Now, let's choose a coordinate system to describe our system. One system of coordinates is to consider the position of each cart with respect to the left wall, so that it may be our origin. But that is more complicated than need be, and it seems the coordinate system you have chosen is one of displacements from equilibrium. Thus, if $x_{0i}$ signifies the equilibrium position (where the objects are at rest with no net force), let $\eta_i=x_i-x_{01}$, i.e, $\eta_{i}$ represents the displacement from equilibrium, which is most important when dealing with springs.

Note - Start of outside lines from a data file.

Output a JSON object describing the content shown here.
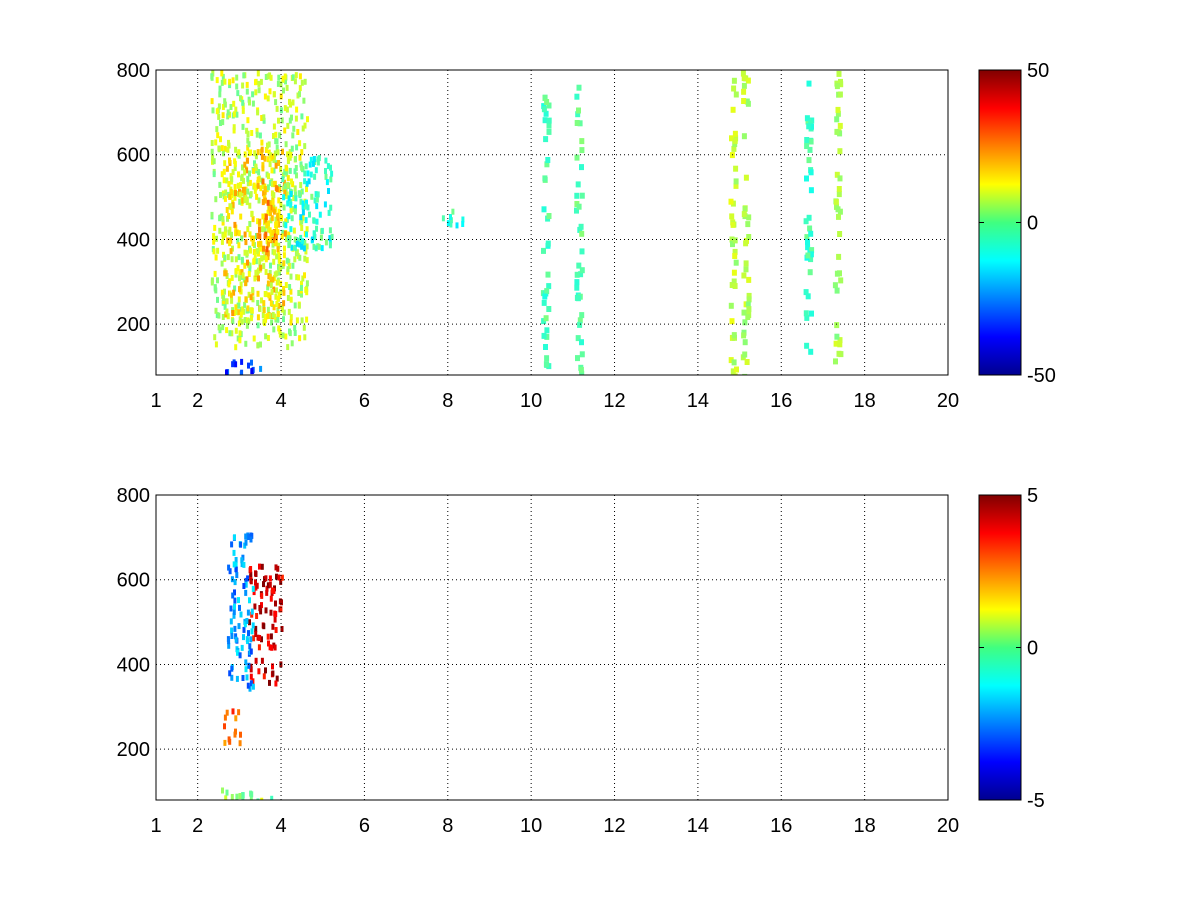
{
  "chart_data": [
    {
      "type": "heatmap",
      "x_ticks": [
        "1",
        "2",
        "4",
        "6",
        "8",
        "10",
        "12",
        "14",
        "16",
        "18",
        "20"
      ],
      "y_ticks": [
        "200",
        "400",
        "600",
        "800"
      ],
      "xlim": [
        1,
        20
      ],
      "ylim": [
        80,
        800
      ],
      "grid": true,
      "colormap": "jet",
      "colorbar": {
        "min": -50,
        "max": 50,
        "ticks": [
          "50",
          "0",
          "-50"
        ]
      },
      "regions": [
        {
          "x": [
            2.3,
            4.6
          ],
          "y": [
            150,
            800
          ],
          "level": 0.12
        },
        {
          "x": [
            2.6,
            4.1
          ],
          "y": [
            220,
            620
          ],
          "level": 0.28
        },
        {
          "x": [
            3.4,
            3.9
          ],
          "y": [
            380,
            560
          ],
          "level": 0.45
        },
        {
          "x": [
            4.0,
            5.2
          ],
          "y": [
            380,
            600
          ],
          "level": -0.15
        },
        {
          "x": [
            7.8,
            8.4
          ],
          "y": [
            440,
            480
          ],
          "level": -0.2
        },
        {
          "x": [
            2.5,
            3.5
          ],
          "y": [
            80,
            120
          ],
          "level": -0.6
        }
      ],
      "stripes": [
        {
          "x": 15.1,
          "level": 0.1
        },
        {
          "x": 16.6,
          "level": -0.12
        },
        {
          "x": 17.3,
          "level": 0.08
        },
        {
          "x": 10.3,
          "level": -0.1
        },
        {
          "x": 11.1,
          "level": -0.08
        },
        {
          "x": 14.8,
          "level": 0.12
        }
      ]
    },
    {
      "type": "heatmap",
      "x_ticks": [
        "1",
        "2",
        "4",
        "6",
        "8",
        "10",
        "12",
        "14",
        "16",
        "18",
        "20"
      ],
      "y_ticks": [
        "200",
        "400",
        "600",
        "800"
      ],
      "xlim": [
        1,
        20
      ],
      "ylim": [
        80,
        800
      ],
      "grid": true,
      "colormap": "jet",
      "colorbar": {
        "min": -5,
        "max": 5,
        "ticks": [
          "5",
          "0",
          "-5"
        ]
      },
      "regions": [
        {
          "x": [
            3.2,
            4.0
          ],
          "y": [
            360,
            640
          ],
          "level": 0.85
        },
        {
          "x": [
            2.7,
            3.3
          ],
          "y": [
            330,
            720
          ],
          "level": -0.45
        },
        {
          "x": [
            2.6,
            3.0
          ],
          "y": [
            220,
            300
          ],
          "level": 0.55
        },
        {
          "x": [
            2.5,
            3.9
          ],
          "y": [
            80,
            110
          ],
          "level": 0.05
        }
      ],
      "stripes": []
    }
  ]
}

Then we have the following equations:
$f_{1}=-k_1\eta_1+k_2(\eta_2-\eta_1)=-(k_1+k_2)\eta_1+k_2\eta_2$
$f_2=-k_{2}(\eta_2-\eta_1)+k_3(\eta_3-\eta_2)=k_2\eta_1-(k_2+k_3)\eta_2+k_3\eta_3$
...
$f_i=-k_i(\eta_i-\eta_{i-1})+k_{i+1}(\eta_{i+1}-\eta_i)=k_i\eta_{i-1}-(k_i+k_{i+1})\eta_i+k_{i+1}\eta_{i+1}$
...
$f_{n}=-k_n(\eta_n-\eta_{n-1})-k_{n+1}\eta_n=k_n\eta_{n-1}-(k_n+k_{n+1})\eta_n$
Notice what these equations are saying: on the $i$th cart, if the displacement to the right (or positive direction to be more proper) of the $i$th cart is greater than the $i-1$-th cart's displacement, then the left-side spring is stretched out beyond its natural length, and will apply a restorative force, pulling the $i$th cart to the left (or negative direction), and the $i-1$th cart to the right (or positive direction).
For your problem, things are even simpler: all $k_i=1$. So your matrix will have the pattern $1,-2,1$ at the $i$th column, except of course for the first and last columns. You might have to multiply this matrix by $-1$ depending on convention (whether you consider the force applied to a spring, or the force a spring applies; I imagine you use the latter convention due to the positive-definiteness condition, so multiply my matrix by $-1$). The invertibility tells you that there is a force if and only if there is a displacement. The sign-definiteness tells you that your force is always along or in the opposite direction of your displacement.